Apart from the technical restrictions, the small group sizes are a major limitation of the present study. Especially the group size in the brainstem stroke group was very small. 37 patients with ischemic stroke were recruited over 18 month. Due to the necessity to transport patients to the MEG laboratory, only stable patients that did not need continuously monitoring and were able to give informed consent could participate. Therefore, the patients in the present study are about 10 years younger compared to the mean age of stroke patients in general. Aging affects in cortical swallowing processing have been demonstrated for healthy subjects with a mean age of 24 compared to healthy subjects of about 72 years of age . An increase of somatosensory cortical activation during swallowing execution in elderly subjects compared to the young control group was found. This effect was present in both hemispheres, pointing to adaptive cerebral changes in response to aging effects on the complex process of swallowing.
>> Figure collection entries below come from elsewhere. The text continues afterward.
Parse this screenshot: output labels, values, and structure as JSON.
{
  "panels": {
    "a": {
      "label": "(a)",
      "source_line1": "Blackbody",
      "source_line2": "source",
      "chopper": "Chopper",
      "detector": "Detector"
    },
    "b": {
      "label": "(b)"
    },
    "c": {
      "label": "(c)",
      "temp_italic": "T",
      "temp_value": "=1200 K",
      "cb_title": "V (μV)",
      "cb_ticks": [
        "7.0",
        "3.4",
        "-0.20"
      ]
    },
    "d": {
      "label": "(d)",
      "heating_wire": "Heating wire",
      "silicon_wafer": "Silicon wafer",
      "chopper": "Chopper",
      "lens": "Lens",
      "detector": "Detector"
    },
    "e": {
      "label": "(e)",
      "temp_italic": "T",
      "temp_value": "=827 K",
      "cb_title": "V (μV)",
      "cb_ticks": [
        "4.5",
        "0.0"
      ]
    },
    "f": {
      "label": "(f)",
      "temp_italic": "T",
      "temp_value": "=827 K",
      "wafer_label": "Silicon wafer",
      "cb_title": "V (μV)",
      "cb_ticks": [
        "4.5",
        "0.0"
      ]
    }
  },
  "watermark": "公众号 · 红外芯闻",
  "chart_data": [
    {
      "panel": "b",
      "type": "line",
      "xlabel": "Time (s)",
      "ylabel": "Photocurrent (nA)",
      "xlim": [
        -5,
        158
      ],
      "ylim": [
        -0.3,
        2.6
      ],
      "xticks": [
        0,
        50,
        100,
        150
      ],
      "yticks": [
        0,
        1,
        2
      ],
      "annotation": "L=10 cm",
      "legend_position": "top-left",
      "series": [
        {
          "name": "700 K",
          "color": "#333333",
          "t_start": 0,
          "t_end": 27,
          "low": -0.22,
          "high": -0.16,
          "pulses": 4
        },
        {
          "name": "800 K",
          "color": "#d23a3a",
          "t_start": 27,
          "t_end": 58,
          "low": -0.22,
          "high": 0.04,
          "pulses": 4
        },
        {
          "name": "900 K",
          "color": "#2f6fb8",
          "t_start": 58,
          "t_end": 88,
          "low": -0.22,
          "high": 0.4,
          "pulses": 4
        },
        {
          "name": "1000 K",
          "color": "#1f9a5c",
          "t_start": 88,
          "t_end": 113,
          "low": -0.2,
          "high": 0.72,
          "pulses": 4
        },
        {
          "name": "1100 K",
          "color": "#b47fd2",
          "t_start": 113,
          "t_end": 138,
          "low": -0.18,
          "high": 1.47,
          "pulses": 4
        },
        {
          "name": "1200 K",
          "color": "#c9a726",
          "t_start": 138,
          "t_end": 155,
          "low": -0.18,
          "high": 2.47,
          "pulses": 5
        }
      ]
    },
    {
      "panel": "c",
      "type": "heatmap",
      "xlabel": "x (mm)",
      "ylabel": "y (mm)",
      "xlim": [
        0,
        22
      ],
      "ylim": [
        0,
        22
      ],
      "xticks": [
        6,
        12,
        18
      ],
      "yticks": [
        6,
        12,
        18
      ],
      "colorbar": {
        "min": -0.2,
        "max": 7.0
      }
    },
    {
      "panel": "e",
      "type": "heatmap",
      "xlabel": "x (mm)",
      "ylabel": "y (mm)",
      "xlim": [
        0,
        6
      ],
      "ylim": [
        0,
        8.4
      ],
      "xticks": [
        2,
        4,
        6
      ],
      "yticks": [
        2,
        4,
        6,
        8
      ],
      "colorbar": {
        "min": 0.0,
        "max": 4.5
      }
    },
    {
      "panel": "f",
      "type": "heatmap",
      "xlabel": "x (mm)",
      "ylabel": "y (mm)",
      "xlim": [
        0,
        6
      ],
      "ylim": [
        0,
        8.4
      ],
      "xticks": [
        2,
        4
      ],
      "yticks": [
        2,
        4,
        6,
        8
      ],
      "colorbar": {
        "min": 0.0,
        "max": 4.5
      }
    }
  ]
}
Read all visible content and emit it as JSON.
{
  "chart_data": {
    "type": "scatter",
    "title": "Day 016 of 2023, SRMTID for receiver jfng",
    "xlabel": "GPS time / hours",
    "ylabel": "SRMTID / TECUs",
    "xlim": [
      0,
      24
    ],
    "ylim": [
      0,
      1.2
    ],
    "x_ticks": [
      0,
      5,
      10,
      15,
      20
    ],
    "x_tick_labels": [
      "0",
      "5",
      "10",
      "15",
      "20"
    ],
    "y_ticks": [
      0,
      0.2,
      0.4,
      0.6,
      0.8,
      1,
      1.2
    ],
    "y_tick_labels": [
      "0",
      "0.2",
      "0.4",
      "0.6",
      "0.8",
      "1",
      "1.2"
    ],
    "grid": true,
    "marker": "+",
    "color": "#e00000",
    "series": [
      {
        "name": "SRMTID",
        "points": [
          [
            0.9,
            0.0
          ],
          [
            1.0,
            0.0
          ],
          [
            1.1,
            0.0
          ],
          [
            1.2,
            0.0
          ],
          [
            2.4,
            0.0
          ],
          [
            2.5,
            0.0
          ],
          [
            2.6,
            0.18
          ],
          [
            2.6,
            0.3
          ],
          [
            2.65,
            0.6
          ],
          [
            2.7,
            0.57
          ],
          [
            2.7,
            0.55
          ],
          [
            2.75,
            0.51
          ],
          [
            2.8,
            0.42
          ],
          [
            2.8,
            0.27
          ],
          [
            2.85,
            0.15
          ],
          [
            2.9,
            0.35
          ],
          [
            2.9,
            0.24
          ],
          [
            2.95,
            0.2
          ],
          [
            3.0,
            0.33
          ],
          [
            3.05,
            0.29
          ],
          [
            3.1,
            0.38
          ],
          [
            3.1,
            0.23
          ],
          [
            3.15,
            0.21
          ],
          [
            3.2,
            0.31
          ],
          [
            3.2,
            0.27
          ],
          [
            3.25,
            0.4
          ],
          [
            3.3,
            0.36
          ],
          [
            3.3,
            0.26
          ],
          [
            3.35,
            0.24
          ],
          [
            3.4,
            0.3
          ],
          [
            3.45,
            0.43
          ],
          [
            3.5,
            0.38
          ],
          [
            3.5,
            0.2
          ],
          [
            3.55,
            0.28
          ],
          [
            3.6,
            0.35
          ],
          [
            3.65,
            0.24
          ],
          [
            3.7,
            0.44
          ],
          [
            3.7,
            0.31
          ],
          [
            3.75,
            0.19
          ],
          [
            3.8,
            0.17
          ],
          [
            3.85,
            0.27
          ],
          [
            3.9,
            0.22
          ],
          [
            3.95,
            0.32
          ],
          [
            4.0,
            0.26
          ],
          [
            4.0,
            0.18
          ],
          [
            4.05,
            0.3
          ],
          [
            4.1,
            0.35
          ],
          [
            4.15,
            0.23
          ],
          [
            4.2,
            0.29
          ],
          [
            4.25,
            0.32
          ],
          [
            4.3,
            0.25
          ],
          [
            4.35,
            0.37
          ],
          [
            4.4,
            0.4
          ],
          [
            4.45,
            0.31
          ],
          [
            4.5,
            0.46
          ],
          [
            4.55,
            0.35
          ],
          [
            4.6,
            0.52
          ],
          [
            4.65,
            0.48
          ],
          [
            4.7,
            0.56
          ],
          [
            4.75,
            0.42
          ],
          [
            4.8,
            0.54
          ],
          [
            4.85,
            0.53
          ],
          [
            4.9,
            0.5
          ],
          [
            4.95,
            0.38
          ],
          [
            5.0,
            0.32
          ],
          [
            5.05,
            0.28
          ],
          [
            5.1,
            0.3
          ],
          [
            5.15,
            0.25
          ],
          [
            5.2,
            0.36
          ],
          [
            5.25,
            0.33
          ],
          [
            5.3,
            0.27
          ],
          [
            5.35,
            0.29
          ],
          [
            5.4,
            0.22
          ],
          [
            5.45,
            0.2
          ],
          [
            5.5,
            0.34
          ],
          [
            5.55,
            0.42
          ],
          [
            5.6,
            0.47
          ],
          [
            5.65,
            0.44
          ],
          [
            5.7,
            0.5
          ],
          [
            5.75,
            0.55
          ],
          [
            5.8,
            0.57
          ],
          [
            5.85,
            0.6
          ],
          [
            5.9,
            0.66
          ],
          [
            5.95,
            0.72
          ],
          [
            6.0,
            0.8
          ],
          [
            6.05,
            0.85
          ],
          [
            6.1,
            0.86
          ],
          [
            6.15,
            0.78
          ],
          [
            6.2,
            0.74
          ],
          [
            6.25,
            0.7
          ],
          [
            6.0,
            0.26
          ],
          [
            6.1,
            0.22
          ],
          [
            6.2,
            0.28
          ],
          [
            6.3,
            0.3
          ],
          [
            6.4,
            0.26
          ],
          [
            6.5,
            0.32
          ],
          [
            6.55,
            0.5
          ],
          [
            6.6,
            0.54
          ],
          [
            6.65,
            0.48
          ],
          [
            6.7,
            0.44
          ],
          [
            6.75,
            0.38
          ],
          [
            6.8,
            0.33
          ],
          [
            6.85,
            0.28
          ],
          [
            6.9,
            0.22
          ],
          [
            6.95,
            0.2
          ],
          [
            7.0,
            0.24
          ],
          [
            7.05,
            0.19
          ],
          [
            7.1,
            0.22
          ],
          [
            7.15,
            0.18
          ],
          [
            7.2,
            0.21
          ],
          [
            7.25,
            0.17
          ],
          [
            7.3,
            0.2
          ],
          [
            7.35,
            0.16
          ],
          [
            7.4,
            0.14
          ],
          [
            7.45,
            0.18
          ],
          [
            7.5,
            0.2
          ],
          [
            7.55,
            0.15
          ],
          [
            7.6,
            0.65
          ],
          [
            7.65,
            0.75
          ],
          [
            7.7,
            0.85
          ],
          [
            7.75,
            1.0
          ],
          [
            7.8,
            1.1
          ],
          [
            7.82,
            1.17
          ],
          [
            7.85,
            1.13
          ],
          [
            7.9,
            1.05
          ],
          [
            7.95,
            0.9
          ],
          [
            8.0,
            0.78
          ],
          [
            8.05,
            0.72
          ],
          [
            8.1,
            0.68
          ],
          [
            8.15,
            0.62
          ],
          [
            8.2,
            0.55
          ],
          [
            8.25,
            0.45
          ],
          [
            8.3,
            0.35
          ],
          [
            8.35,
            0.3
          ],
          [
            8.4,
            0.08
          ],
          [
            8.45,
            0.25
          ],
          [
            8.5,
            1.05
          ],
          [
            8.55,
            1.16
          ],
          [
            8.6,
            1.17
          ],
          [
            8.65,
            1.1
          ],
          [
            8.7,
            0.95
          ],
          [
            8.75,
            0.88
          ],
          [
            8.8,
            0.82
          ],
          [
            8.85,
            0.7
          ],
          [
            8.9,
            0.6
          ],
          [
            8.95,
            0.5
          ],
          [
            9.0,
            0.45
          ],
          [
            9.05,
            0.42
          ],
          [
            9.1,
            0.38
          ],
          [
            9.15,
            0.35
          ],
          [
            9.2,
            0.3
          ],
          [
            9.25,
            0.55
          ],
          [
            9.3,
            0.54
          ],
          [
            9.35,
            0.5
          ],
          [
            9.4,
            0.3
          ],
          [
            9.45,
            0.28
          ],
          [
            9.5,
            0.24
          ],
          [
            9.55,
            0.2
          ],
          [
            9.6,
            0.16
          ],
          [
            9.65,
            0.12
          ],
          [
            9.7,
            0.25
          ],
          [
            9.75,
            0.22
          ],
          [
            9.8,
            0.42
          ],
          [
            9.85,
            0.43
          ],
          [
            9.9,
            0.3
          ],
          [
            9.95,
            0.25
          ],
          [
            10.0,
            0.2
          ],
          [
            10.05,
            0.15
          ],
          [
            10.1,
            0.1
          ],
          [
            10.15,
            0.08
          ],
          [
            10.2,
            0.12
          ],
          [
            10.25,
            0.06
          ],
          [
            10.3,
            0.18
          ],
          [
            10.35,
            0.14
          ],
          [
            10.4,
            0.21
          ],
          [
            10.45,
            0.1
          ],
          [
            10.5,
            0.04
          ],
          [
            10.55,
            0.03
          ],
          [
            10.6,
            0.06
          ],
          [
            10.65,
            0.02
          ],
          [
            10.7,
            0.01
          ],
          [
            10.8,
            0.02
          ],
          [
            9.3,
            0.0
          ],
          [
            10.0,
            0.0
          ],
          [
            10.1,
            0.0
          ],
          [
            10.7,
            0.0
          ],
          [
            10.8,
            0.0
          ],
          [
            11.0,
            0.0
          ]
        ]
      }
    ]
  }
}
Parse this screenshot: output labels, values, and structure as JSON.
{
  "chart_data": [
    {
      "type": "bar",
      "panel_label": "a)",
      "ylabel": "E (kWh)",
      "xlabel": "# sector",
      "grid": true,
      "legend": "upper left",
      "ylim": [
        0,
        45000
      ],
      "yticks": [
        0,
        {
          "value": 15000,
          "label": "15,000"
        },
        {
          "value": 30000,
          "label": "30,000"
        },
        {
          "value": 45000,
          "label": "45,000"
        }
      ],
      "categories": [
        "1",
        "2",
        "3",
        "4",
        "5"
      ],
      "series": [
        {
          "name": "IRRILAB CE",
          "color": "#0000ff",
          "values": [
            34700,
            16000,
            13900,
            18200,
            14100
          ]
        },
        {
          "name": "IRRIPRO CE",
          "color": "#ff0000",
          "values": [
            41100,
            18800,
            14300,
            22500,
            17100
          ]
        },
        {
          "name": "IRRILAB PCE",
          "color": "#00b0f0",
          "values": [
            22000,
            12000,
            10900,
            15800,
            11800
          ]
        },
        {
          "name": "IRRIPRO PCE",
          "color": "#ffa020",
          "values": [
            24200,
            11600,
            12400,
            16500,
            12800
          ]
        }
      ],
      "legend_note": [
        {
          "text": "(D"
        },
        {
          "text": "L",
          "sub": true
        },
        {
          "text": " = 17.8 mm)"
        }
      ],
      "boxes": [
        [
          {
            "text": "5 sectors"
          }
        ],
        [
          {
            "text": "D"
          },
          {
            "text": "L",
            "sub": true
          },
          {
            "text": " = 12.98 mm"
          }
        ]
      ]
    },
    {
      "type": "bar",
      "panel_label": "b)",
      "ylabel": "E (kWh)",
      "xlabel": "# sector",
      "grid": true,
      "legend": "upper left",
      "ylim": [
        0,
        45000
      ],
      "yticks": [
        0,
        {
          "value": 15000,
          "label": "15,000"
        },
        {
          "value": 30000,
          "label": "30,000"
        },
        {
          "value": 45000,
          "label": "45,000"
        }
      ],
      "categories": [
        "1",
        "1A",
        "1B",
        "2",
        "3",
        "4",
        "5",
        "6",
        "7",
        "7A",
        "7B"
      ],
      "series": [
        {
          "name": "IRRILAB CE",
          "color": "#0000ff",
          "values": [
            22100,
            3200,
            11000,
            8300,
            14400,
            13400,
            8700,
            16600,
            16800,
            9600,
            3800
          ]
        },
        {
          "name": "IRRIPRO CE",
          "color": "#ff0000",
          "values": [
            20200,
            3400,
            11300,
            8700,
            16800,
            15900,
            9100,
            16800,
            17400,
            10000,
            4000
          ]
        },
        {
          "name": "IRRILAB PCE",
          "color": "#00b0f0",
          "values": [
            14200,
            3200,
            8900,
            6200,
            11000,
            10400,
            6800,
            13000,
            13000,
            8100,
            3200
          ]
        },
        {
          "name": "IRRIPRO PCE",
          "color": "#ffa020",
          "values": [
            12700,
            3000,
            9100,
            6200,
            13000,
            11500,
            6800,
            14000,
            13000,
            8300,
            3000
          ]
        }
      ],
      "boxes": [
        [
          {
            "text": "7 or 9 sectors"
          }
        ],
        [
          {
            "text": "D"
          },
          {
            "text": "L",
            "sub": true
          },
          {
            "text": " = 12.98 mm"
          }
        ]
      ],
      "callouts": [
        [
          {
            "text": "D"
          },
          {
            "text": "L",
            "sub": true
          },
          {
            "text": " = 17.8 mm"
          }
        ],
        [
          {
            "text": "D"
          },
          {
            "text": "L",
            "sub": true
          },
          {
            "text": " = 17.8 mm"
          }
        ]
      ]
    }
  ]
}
The results also underline the relevance of age matched control groups in neuroimaging studies related to deglutition. The control group in the present study was therefore carefully age matched to the groups of stroke patients.
Also patients with severe aphasia had to be excluded because they were not able to give informed consent. This might have caused a bias, since patients with stroke in the language dominant hemisphere are under-represented. Due to the small group sizes a further division into subgroups (subcortical versus cortical hemispheric stroke and pontine versus non pontine brainstem stroke) was not possible. Further studies have to examine the distinct patterns of processing in these subgroups. Additionally, it would be interesting to examine further influence factors on the cortical swallowing processing, including the cerebral blood flow, white matter lesions and brain atrophy.